On screen, Foxx has rarely looked truly vulnerable, even in his role as the ferociously talented and bitterly addicted Ray Charles in 2004's "Ray," which won him an Academy Award. But in the "The Soloist," there are points where an unsentimental camera lingers on his stricken face and the man on the screen seems very much like a person doubting the contents of his own brainpan. Now, if he is speaking without exaggeration, that is precisely what he brought to the role.

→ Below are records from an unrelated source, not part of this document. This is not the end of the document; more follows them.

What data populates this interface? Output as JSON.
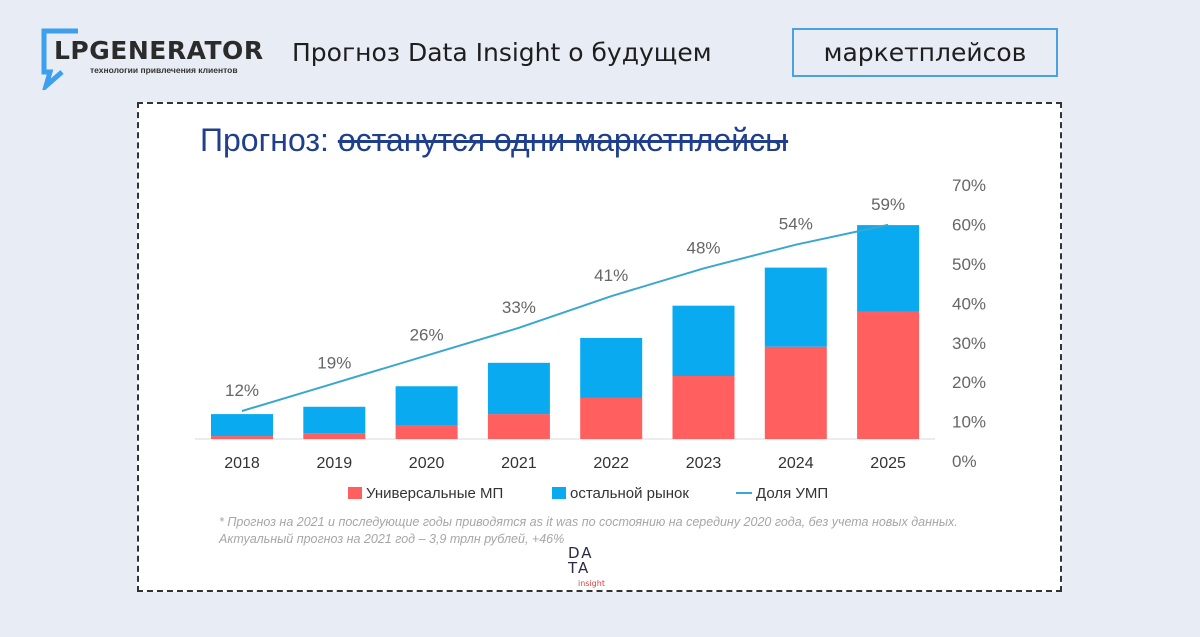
{
  "header": {
    "logo_name": "LPGENERATOR",
    "logo_tagline": "технологии привлечения клиентов",
    "title": "Прогноз Data Insight о будущем",
    "highlight": "маркетплейсов"
  },
  "slide": {
    "title_prefix": "Прогноз:",
    "title_struck": "останутся одни маркетплейсы",
    "footnote": "* Прогноз на 2021 и последующие годы приводятся as it was по состоянию на середину 2020 года, без учета новых данных. Актуальный прогноз на 2021 год – 3,9 трлн рублей, +46%",
    "source_logo": {
      "line1": "DA",
      "line2": "TA",
      "line3": "insight"
    }
  },
  "chart_data": {
    "type": "bar",
    "stacked": true,
    "categories": [
      "2018",
      "2019",
      "2020",
      "2021",
      "2022",
      "2023",
      "2024",
      "2025"
    ],
    "series": [
      {
        "name": "Универсальные МП",
        "type": "bar",
        "color": "#ff5f5f",
        "values": [
          0.1,
          0.2,
          0.45,
          0.85,
          1.4,
          2.15,
          3.15,
          4.35
        ]
      },
      {
        "name": "остальной рынок",
        "type": "bar",
        "color": "#0aaaf0",
        "values": [
          0.75,
          0.9,
          1.35,
          1.75,
          2.05,
          2.4,
          2.7,
          2.95
        ]
      },
      {
        "name": "Доля УМП",
        "type": "line",
        "axis": "right",
        "color": "#3aa7d0",
        "values": [
          12,
          19,
          26,
          33,
          41,
          48,
          54,
          59
        ],
        "labels": [
          "12%",
          "19%",
          "26%",
          "33%",
          "41%",
          "48%",
          "54%",
          "59%"
        ]
      }
    ],
    "right_axis": {
      "ticks": [
        "0%",
        "10%",
        "20%",
        "30%",
        "40%",
        "50%",
        "60%",
        "70%"
      ],
      "range": [
        0,
        70
      ]
    },
    "legend": "bottom"
  }
}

"I thought about just walking away from this movie," said Foxx, who suffered from panic attacks and bouts of paranoia during filming. Instead of bolting, he visited with psychiatrists, turned for help to the film's director, Joe Wright ("Atonement," "Pride & Prejudice"), and also educated himself on the mental-health realities versus the vaporous fears he felt as he studied Ayers in his element.

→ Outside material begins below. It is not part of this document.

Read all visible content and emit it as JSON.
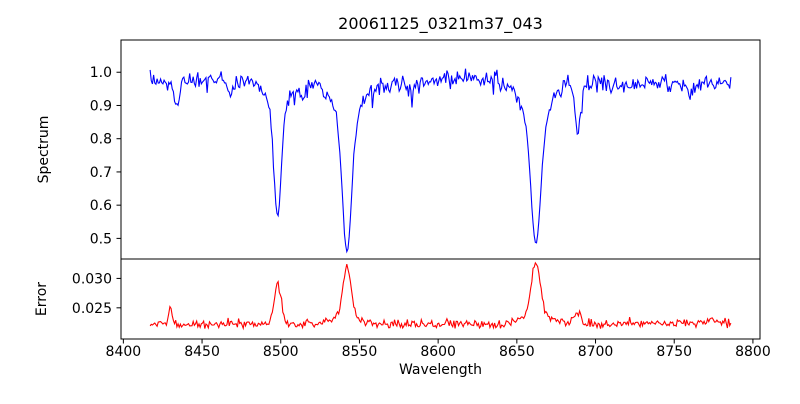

"I had gone and watched Nathaniel, I had a little bit of a disguise and I spent time following him and studying him when he didn't know I was there, and as I was dissecting and downloading, I got really worried, I felt all these things," Foxx said. "I went to a psychiatrist and I actually asked, 'Can I catch schizophrenia?' Now I know you can't, but I also knew I had this thing happen to me before, and it felt like it was going to happen again. . . . "

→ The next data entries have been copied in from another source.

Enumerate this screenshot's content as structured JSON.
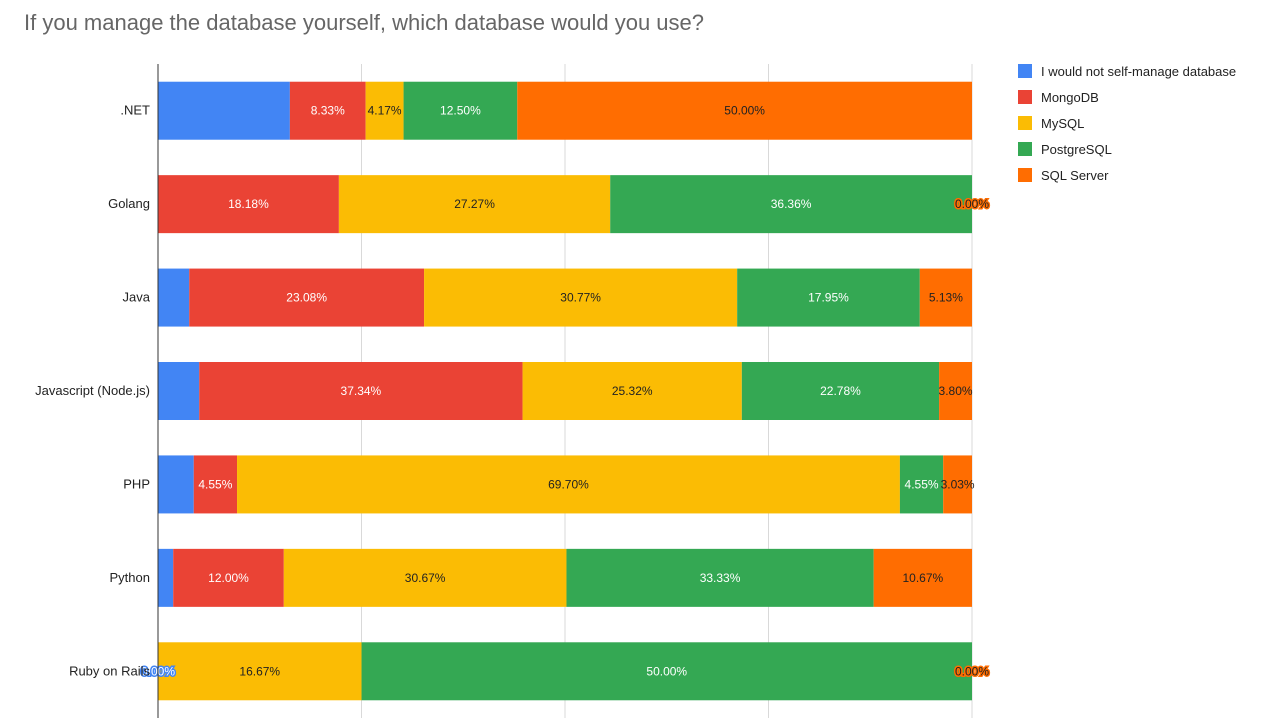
{
  "chart_data": {
    "type": "bar",
    "orientation": "horizontal",
    "stacked": true,
    "normalized": true,
    "title": "If you manage the database yourself, which database would you use?",
    "categories": [
      ".NET",
      "Golang",
      "Java",
      "Javascript (Node.js)",
      "PHP",
      "Python",
      "Ruby on Rails"
    ],
    "series": [
      {
        "name": "I would not self-manage database",
        "color": "#4285f4",
        "values": [
          14.5,
          0,
          3.07,
          4.76,
          3.76,
          1.65,
          0
        ],
        "labels": [
          "",
          "",
          "",
          "",
          "",
          "",
          "0.00%"
        ]
      },
      {
        "name": "MongoDB",
        "color": "#ea4335",
        "values": [
          8.33,
          18.18,
          23.08,
          37.34,
          4.55,
          12.0,
          0
        ],
        "labels": [
          "8.33%",
          "18.18%",
          "23.08%",
          "37.34%",
          "4.55%",
          "12.00%",
          ""
        ]
      },
      {
        "name": "MySQL",
        "color": "#fbbc04",
        "values": [
          4.17,
          27.27,
          30.77,
          25.32,
          69.7,
          30.67,
          16.67
        ],
        "labels": [
          "4.17%",
          "27.27%",
          "30.77%",
          "25.32%",
          "69.70%",
          "30.67%",
          "16.67%"
        ]
      },
      {
        "name": "PostgreSQL",
        "color": "#34a853",
        "values": [
          12.5,
          36.36,
          17.95,
          22.78,
          4.55,
          33.33,
          50.0
        ],
        "labels": [
          "12.50%",
          "36.36%",
          "17.95%",
          "22.78%",
          "4.55%",
          "33.33%",
          "50.00%"
        ]
      },
      {
        "name": "SQL Server",
        "color": "#ff6d01",
        "values": [
          50.0,
          0.0,
          5.13,
          3.8,
          3.03,
          10.67,
          0.0
        ],
        "labels": [
          "50.00%",
          "0.00%",
          "5.13%",
          "3.80%",
          "3.03%",
          "10.67%",
          "0.00%"
        ]
      }
    ],
    "xlim": [
      0,
      1
    ],
    "grid": true,
    "legend_position": "right"
  }
}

Actors are, by their nature, drawn to drama and all that goes with it, so a skeptic might wonder if Foxx is goosing his account to promote his film or slipping a bit into the voice of a fabulist. (He also inspires a roll of the eyes when he says things such as "Well, this one time I took too many energy pills" when asked about mistakes he's made or what he views as the public's misconceptions about his personal character.) But that's not the case, according to director Wright, who spoke in somber tones about the wrenching ordeal he watched the actor endure.
"First of all, the Jamie that I got to know is completely opposite to the public perception of who Jamie Foxx is, which is based on an image in comedy and music that he has created," the British filmmaker said. "That's an alter ego created as protection, and its wall of artifice is 6 feet deep. He is much more fragile than his alter ego. In the making of this film, I felt I had a first priority to be a safety net for him. We all came to see the risk he was at -- or the risk as he felt it. We weren't going to lose him into that dark hole."